Lokales FD 25.03.2026

Justiz im Fokus: Weinmeister zu Besuch im Landgericht

Fulda – Von Justin Klenner – Justiz in der Region Nordosthessen (NOH) stärken und zukunftsfähig gestalten: Dieses Ziel verfolgt Regierungspräsident Mark Weinmeister bei seiner Reise „RP vor Ort“ durch den Regierungsbezirk. Am Dienstagvormittag besuchte er das Fuldaer Landgericht und informierte sich über wichtige Themen, Anliegen, Projekte sowie Prozesse der Justizbehörde.

Fotos: Justin Klenner.

„Wir haben regionale Berührungspunkte und begrüßen den Austausch sehr“, freute sich Dr. Patrick Liesching, Präsident des Fuldaer Landgerichts, über den Besuch des Regierungspräsidenten. Im Rahmen einer „Justizwoche“ steht bei den Besuchen von Weinmeister die Arbeit der nordosthessischen Gerichte und Vollstreckungsbehörden im Fokus. Das Ziel der Veranstaltungsreihe „RP vor Ort“ ist es, zu erörtern, wie die Region auch weiterhin gestärkt und zukunftsfähig gestaltet werden kann. „Natürlich sind das wichtige Themen und Bereiche“, sagte Weinmeister zur „Justizwoche“, und stellte Liesching sowie Hubert Kasseckert, Geschäftsleiter des Landgerichts Fulda, interessierte Nachfragen über die Arbeit und Prozesse vor Ort. Ein wichtiges Thema sei der Umzug in das ehemalige Finanzamt direkt gegenüber. In der ersten Instanz ziehen das Land- und Amtsgericht sowie die Staatsanwaltschaft geschlossen in das Gebäude. Die restlichen Ämter sollen dann folgen. „Wir sind gespannt“, sagte Liesching.
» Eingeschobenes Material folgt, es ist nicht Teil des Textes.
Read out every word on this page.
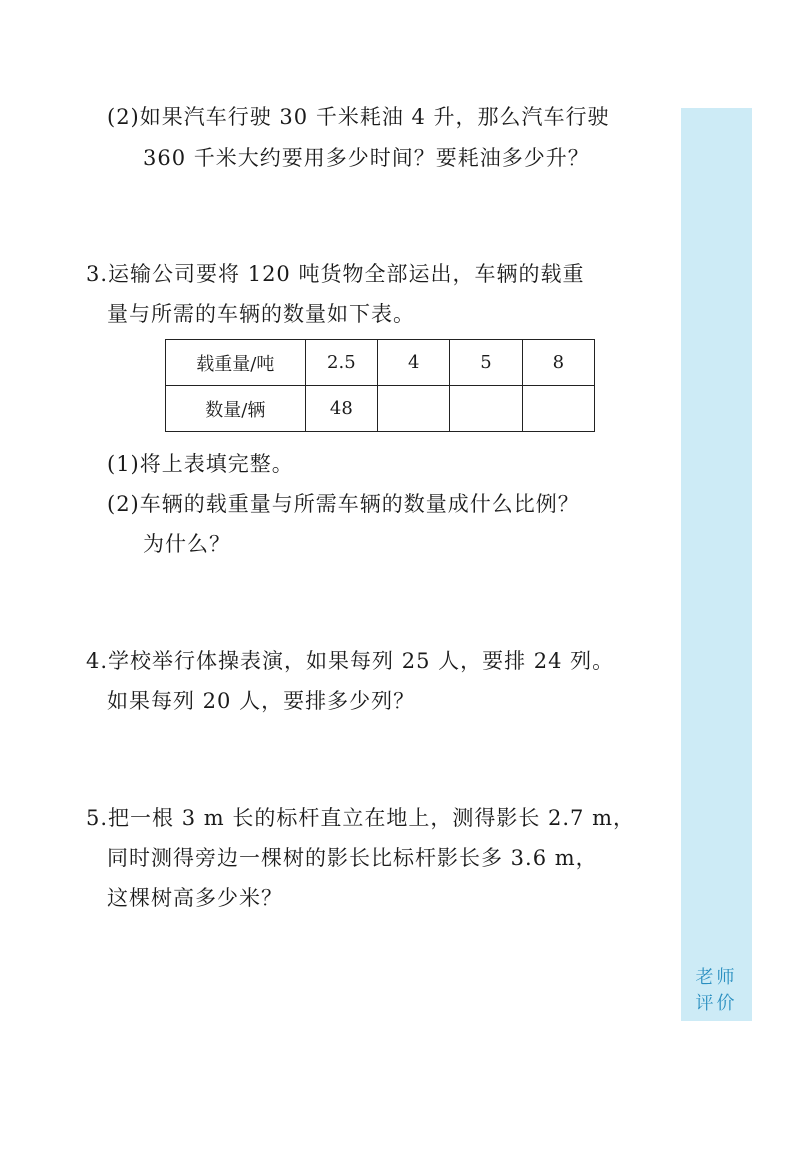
(2)如果汽车行驶 30 千米耗油 4 升，那么汽车行驶
360 千米大约要用多少时间？要耗油多少升？
3.运输公司要将 120 吨货物全部运出，车辆的载重
量与所需的车辆的数量如下表。
载重量/吨	2.5	4	5	8
数量/辆	48			
(1)将上表填完整。
(2)车辆的载重量与所需车辆的数量成什么比例？
为什么？
4.学校举行体操表演，如果每列 25 人，要排 24 列。
如果每列 20 人，要排多少列？
5.把一根 3 m 长的标杆直立在地上，测得影长 2.7 m，
同时测得旁边一棵树的影长比标杆影长多 3.6 m，
这棵树高多少米？
老师
评价
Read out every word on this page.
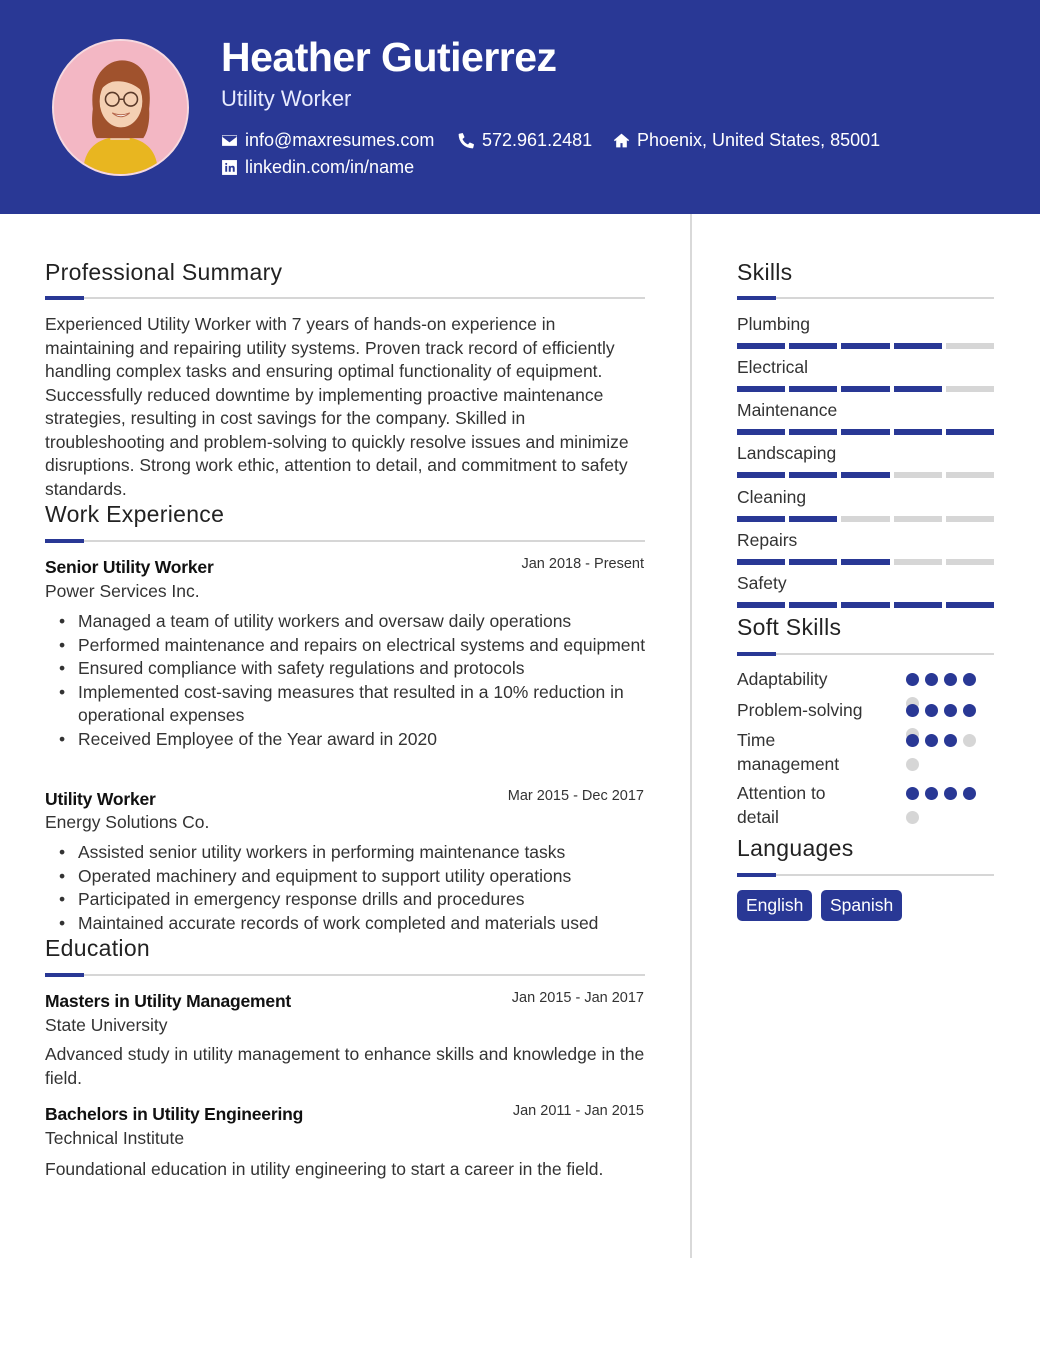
Heather Gutierrez
Utility Worker
info@maxresumes.com	572.961.2481 Phoenix, United States, 85001
linkedin.com/in/name
Professional Summary
Experienced Utility Worker with 7 years of hands-on experience in maintaining and repairing utility systems. Proven track record of efficiently handling complex tasks and ensuring optimal functionality of equipment. Successfully reduced downtime by implementing proactive maintenance strategies, resulting in cost savings for the company. Skilled in troubleshooting and problem-solving to quickly resolve issues and minimize disruptions. Strong work ethic, attention to detail, and commitment to safety standards.
Work Experience
Senior Utility Worker	Jan 2018 - Present
Power Services Inc.
• Managed a team of utility workers and oversaw daily operations
• Performed maintenance and repairs on electrical systems and equipment
• Ensured compliance with safety regulations and protocols
• Implemented cost-saving measures that resulted in a 10% reduction in operational expenses
• Received Employee of the Year award in 2020
Utility Worker	Mar 2015 - Dec 2017
Energy Solutions Co.
• Assisted senior utility workers in performing maintenance tasks
• Operated machinery and equipment to support utility operations
• Participated in emergency response drills and procedures
• Maintained accurate records of work completed and materials used
Education
Masters in Utility Management	Jan 2015 - Jan 2017
State University
Advanced study in utility management to enhance skills and knowledge in the field.
Bachelors in Utility Engineering	Jan 2011 - Jan 2015
Technical Institute
Foundational education in utility engineering to start a career in the field.
Skills
Plumbing
Electrical
Maintenance
Landscaping
Cleaning
Repairs
Safety
Soft Skills
Adaptability
Problem-solving
Time management
Attention to detail
Languages
English	Spanish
Ein weiteres Thema war die Personaldecke des Fuldaer Landgerichts. Dabei sieht sich der Präsident für die Zukunft gut aufgestellt, besonders im richterlichen Bereich. Etwa 20 Richterstellen gibt es im Landgericht, 40 weitere kommen aus den drei Amtsgerichten Fulda, Hünfeld und Bad Hersfeld dazu. „Wir haben seit Jahrzehnten eine Auslastung von nahezu 100 Prozent“, erläuterte Liesching glücklich. Besonders heimische Mitarbeiter im mittleren Dienst wollen zum Standort Fulda zurückkehren. Die Rückkehr in die Heimat erweise sich jedoch alles andere als einfach. „Die Leute sitzen lange auf der Versetzungsliste, daher ist der mittlere Dienst nicht mehr so angesehen“, bedauerte Kasseckert.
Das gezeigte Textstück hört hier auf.